Tensymp 2020


Wing-Kin (Ken) Man, PhD

Professor, Department of Electronic Engineering, The Chinese University of Hong Kong, HK
IEEE SPS Regional Director-at-Large of Region 10
Fellow of IEEE

Short Bio:

Wing-Kin (Ken) Ma is a Professor with the Department of Electronic Engineering, The Chinese University of Hong Kong. His research interests lie in signal processing, optimization and communications. His most recent research focuses on two distinct topics, namely, structured matrix factorization for data science and remote sensing, and MIMO transceiver design and optimization. Dr. Ma is active in the Signal Processing Society. He served as editors of several journals, e.g., Senior Area Editor of IEEE Transactions on Signal Processing, and Lead Guest Editor of a special issue in IEEE Signal Processing Magazine. He is currently a member of the Signal Processing for Communications and Networking (SPCOM) Technical Committee. He received Research Excellence Award 2013–2014 by CUHK, the 2015 IEEE Signal Processing Magazine Best Paper Award, the 2016 IEEE Signal Processing Letters Best Paper Award, and the 2018 IEEE Signal Processing Best Paper Award. He is an IEEE Fellow and was an 2018-19 IEEE SPS Distinguished Lecturer. He is currently the IEEE SPS Regional Director-at-Large of Region 10.

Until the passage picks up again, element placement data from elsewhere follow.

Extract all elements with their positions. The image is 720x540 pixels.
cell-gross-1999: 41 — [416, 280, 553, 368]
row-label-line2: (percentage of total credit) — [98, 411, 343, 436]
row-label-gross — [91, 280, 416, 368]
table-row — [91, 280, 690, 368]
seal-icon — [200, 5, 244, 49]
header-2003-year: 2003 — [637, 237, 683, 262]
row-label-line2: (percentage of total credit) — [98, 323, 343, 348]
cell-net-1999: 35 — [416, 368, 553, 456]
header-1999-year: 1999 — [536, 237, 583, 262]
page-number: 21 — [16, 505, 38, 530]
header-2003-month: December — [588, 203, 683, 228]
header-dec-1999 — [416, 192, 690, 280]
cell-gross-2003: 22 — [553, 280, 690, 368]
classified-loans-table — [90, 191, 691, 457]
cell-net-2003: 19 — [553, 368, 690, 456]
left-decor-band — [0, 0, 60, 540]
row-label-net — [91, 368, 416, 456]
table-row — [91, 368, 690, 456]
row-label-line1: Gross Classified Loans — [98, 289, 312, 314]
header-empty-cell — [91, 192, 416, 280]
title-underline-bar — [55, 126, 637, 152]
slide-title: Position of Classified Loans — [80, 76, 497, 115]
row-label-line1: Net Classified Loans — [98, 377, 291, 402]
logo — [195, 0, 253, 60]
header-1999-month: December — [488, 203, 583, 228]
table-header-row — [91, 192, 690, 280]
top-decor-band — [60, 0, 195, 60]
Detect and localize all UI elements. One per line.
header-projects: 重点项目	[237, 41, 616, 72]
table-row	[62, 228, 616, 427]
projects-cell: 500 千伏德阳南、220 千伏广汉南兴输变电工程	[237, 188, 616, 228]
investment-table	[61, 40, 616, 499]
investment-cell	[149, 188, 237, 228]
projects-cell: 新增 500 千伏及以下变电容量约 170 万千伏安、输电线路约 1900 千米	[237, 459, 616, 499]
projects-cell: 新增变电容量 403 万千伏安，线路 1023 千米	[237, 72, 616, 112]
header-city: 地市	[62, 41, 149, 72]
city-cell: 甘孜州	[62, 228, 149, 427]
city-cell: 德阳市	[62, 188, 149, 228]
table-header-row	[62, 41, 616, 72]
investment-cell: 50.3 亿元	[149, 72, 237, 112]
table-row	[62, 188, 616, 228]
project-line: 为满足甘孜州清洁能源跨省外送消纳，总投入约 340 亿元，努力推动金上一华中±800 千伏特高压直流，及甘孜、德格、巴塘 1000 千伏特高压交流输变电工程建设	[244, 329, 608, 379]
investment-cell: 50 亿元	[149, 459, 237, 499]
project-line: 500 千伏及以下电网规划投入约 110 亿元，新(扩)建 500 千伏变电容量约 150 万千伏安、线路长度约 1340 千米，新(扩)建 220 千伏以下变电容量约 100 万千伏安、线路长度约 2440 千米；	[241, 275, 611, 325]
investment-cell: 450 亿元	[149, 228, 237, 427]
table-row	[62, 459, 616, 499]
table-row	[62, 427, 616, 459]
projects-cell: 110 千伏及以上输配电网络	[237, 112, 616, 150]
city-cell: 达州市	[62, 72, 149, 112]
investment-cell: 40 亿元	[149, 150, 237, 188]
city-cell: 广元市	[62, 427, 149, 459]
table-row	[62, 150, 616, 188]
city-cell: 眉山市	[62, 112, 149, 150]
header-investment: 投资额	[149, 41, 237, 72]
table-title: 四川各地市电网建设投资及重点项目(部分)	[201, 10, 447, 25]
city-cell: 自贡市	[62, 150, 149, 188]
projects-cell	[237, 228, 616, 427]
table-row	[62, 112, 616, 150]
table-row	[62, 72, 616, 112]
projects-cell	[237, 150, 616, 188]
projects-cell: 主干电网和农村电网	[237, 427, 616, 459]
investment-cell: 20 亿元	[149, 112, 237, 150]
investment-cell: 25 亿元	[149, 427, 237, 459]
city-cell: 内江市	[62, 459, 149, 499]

Hyperspectral Unmixing: Insights and Beyond


Hyperspectral unmixing (HU) is a key topic in hyperspectral remote sensing. The problem is to leverage on the high spectral resolution of hyperspectral images to identify the materials and their corresponding compositions in the scene. Early HU research is based on smart intuitions from remote sensing, and recent involvements from other fields—such as signal processing, optimization and machine learning—have enriched the HU techniques substantially. In this talk we will use the signal processing lens to reveal the fundamental insights of HU, namely, those arising from convex geometry. We will see how such insights establish a unique branch of provably powerful simplex-structured matrix factorization techniques. We will also examine the connections between HU and a number of problems in blind source separation, machine learning, data science, computer vision and biomedical imaging.